Altair si ritroverà ad affrontare i Crociati, gli Ospitalieri, i Templari, i Teutonici, i Saraceni e ovviamente le guardie cittadine.

È il primo capitolo della "Saga di Desmond Miles".

TramaModifica

«Quando gli altri seguono ciecamente la verità, ricorda: nulla è reale. Quando gli altri si piegano alla morale e alle leggi, ricorda: tutto è lecito. Agiamo nell'ombra per servire la luce. Siamo Assassini. Nulla è reale, tutto è lecito.»

(Credo degli Assassini)

La storia di Assassin's Creed inizia nel settembre del 2012, quando un barista di nome Desmond Miles si risveglia dopo una sessione difettosa dell'Animus, uno speciale macchinario super tecnologico, all'interno dei laboratori delle Industrie Abstergo, a Roma, dopo essere stato rapito. Desmond, infatti, è stato "scelto" per il progetto per via del suo antenato, Altaïr, un membro della Setta degli Assassini, vissuto durante la Terza Crociata in Terra Santa; i dirigenti dell'Abstergo mostrano particolare interesse su qualcosa con cui ha avuto a che fare Altaïr e vorrebbero saperne di più.

I due ricercatori che lavorano al progetto Animus e che supervisioneranno il lavoro di Desmond sono il dottor Warren Vidic e la sua assistente, Lucy Stillman. Questi ultimi spiegano a Desmond che nel DNA sono contenuti non solo le informazioni genetiche, ma anche i ricordi degli antenati, e l'Animus è in grado di prendere queste informazioni e di proiettarle come immagini.

 
Altaïr durante un assassinio

Il primo ricordo risale ad un'importante missione di recupero del tesoro dei templari nel Tempio di Salomone, durante la quale Altaïr tenta di uccidere il gran maestro dei Templari, Roberto di Sable. Tuttavia, l’assassino fallisce e, a causa di una frana, viene separato dai compagni ed è costretto a ritornare a mani vuote alla città di Masyaf; ma uno dei suoi compagni, Malik, riuscirà a recuperare l'artefatto, perdendo però un braccio e il fratello, poiché Altaïr, troppo fiducioso in se stesso, ha messo in pericolo tutta la setta.

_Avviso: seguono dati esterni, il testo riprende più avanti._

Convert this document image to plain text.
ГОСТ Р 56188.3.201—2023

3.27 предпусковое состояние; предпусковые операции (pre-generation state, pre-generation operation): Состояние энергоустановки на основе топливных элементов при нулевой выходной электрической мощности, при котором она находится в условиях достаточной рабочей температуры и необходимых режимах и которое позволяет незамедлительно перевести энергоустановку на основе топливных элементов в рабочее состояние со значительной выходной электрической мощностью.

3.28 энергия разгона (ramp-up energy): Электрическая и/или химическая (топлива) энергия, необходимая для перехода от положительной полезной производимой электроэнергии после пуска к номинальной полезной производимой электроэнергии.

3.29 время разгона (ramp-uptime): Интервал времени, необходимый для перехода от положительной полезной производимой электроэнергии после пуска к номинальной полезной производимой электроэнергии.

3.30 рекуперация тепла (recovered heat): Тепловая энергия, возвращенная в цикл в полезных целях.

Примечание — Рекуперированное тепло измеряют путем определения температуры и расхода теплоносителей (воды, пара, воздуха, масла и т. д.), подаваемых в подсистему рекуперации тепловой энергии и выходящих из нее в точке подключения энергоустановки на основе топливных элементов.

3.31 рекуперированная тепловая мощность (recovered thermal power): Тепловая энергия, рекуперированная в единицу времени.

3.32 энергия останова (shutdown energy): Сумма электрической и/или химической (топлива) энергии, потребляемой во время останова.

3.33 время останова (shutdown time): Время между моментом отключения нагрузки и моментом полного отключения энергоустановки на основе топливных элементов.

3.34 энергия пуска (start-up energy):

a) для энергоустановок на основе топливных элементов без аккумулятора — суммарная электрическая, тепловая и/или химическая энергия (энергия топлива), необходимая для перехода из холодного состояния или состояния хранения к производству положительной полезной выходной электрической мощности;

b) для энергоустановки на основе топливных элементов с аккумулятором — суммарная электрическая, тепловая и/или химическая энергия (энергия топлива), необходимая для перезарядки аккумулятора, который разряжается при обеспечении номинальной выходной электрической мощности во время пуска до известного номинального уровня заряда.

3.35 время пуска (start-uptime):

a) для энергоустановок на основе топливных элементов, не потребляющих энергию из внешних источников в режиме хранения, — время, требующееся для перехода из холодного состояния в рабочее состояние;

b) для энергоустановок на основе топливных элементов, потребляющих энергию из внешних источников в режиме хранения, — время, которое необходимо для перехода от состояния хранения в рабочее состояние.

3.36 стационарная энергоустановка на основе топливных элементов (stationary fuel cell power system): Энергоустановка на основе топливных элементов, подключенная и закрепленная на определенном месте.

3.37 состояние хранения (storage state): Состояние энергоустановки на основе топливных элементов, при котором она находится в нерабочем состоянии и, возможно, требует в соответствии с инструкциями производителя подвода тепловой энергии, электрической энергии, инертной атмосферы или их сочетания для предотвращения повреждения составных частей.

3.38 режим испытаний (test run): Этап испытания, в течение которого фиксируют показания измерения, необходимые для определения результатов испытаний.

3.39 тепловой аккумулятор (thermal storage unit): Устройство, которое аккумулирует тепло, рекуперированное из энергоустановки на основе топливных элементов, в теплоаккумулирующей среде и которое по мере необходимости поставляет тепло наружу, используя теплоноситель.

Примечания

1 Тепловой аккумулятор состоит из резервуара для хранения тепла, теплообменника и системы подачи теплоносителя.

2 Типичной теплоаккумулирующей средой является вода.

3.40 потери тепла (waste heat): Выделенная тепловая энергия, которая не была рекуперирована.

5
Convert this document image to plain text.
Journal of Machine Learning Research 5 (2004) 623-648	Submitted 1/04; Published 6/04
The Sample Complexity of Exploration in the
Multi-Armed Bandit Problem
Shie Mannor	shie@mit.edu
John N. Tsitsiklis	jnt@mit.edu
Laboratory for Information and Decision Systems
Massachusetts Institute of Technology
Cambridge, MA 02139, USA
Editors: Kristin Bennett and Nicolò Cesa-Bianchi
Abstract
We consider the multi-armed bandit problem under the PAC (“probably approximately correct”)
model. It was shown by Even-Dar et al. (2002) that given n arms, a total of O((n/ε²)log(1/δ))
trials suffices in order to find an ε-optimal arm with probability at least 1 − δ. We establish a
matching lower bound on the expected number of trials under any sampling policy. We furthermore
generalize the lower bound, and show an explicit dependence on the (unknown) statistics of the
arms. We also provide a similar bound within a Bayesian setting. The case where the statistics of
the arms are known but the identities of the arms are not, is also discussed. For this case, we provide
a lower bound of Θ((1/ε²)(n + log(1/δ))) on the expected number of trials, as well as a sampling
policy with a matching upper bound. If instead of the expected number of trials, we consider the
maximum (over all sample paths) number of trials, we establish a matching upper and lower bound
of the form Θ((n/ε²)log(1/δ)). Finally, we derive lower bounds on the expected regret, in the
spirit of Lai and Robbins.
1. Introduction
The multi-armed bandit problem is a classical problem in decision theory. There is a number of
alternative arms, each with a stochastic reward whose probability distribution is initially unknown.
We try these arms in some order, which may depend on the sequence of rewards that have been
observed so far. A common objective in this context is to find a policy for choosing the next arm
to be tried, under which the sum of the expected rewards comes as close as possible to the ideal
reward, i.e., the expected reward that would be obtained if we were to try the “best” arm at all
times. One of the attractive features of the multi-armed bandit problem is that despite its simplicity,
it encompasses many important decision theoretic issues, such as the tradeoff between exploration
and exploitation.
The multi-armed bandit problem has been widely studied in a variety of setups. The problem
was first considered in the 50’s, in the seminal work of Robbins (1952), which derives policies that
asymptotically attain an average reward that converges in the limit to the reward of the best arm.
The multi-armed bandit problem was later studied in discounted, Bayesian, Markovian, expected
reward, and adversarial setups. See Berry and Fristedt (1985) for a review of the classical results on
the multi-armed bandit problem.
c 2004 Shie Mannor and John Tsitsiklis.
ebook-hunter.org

Roberto di Sable, deciso a riprendersi ciò che gli è stato tolto, decide di assediare Masyaf. Grazie ad un aiuto interno, l’uomo si fa aprire le porte, ma i suoi uomini vengono uccisi sotto le mura del castello, grazie ad una trappola azionata da Altaïr, quindi è costretto a ritirarsi. Il maestro della setta, Al Mualim, processa ed accoltella Altaïr per aver disobbedito ai principi della setta. Una volta curato, Altaïr viene degradato da Priore, il secondo grado più alto, a Novizio, il grado più basso. Al Mualim però gli offre la possibilità di redimersi assassinando nove uomini, responsabili di fomentare la guerra in corso nella regione. Così facendo, Altaïr riporterebbe la pace nella regione e riacquisterebbe il proprio grado di Priore.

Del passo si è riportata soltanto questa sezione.